The words are accusations.
To the east, I glimpse the tan ears of a dire wolf. They appear and disappear as the animal trots the dips and swells of the tundra. I try to keep track of him while my soul aches for my brother. She’s right, I’m never there, but I have seen Mink since his son was born. Why has he never told me the boy is ill? Perhaps because each day I am less and less his brother, and more and more a strange hermit living in a cave with a bizarre creature he does not understand.
“I’m tired of speaking about me,” Quiller says with tight eyes. “Tell me about you. Are you well? How is Quancee?”
“She’s failing, too, Quiller.” All the light and color suddenly disappear from the world, leaving it cold and gray and windswept. “I’ve known it for three summers, but as the moment gets closer, I find my blood turning to water in my veins. I keep telling myself it isn’t happening.”
She opens her mouth as though to ask me a question, but then seems to think better of it, and simply links her arm through mine. We walk in step for a long time before she says, “I wish we were children again and I could protect you from the world. I long for those lazy days in the northern Steppe Lands.”
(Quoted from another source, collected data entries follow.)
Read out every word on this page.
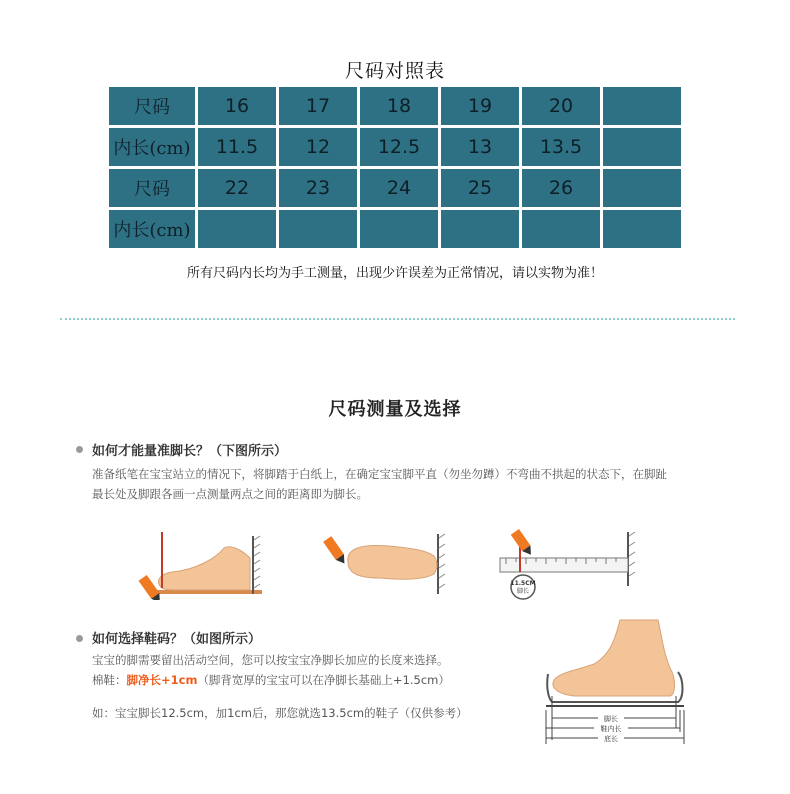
尺码对照表
尺码	16	17	18	19	20	
内长(cm)	11.5	12	12.5	13	13.5	
尺码	22	23	24	25	26	
内长(cm)						
所有尺码内长均为手工测量，出现少许误差为正常情况，请以实物为准！
尺码测量及选择
如何才能量准脚长？（下图所示）
准备纸笔在宝宝站立的情况下，将脚踏于白纸上，在确定宝宝脚平直（勿坐勿蹲）不弯曲不拱起的状态下，在脚趾
最长处及脚跟各画一点测量两点之间的距离即为脚长。
11.5CM
脚长
如何选择鞋码？（如图所示）
宝宝的脚需要留出活动空间，您可以按宝宝净脚长加应的长度来选择。
棉鞋：脚净长+1cm（脚背宽厚的宝宝可以在净脚长基础上+1.5cm）
如：宝宝脚长12.5cm，加1cm后，那您就选13.5cm的鞋子（仅供参考）	脚长
鞋内长
底长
Under the spell of her voice, the tundra fades and the summers roll back, and we’re laughing, running together through tall grass, hunting snowshoe hares with our children’s spears. There is music in the air, drumbeats and flutes coming from a village that is no more, and my parents come walking back, smiling as though they’ve not been dead these many summers.
“I do, too, Quiller.”
When she looks at me, there is a sweet sadness in her eyes that goes straight to my heart. “I wish you’d come home. I miss you.”
“I can’t. Quancee needs me now more than she ever has.”
It’s a beautiful morning, cold but sunny, bright but not glaring, and the breeze off the ocean turns soft as silk.
After another ten paces, a stern expression comes over her. “All right. Tell me about the blue faces. I assume there’s a reason you wanted to bring only me here.”
“There is. Jorgensen ordered me to bring our entire village.”
She mulls that over. “You think he wants to use our village against you?”
“There’s more to his request, Quiller, and he’s smarter than I am. It’s the truth. I thought if I just brought you here, maybe together we could figure out what he’s after. If twenty other people were along—”
“I understand,” she replies with a nod. “Too many opinions. Very well, let’s pick up our pace. I want to see this place and get back before dark.”
She breaks into a run, pounding along the tundra trail ahead of me. I gratefully follow in her tracks as I have done for most of my life.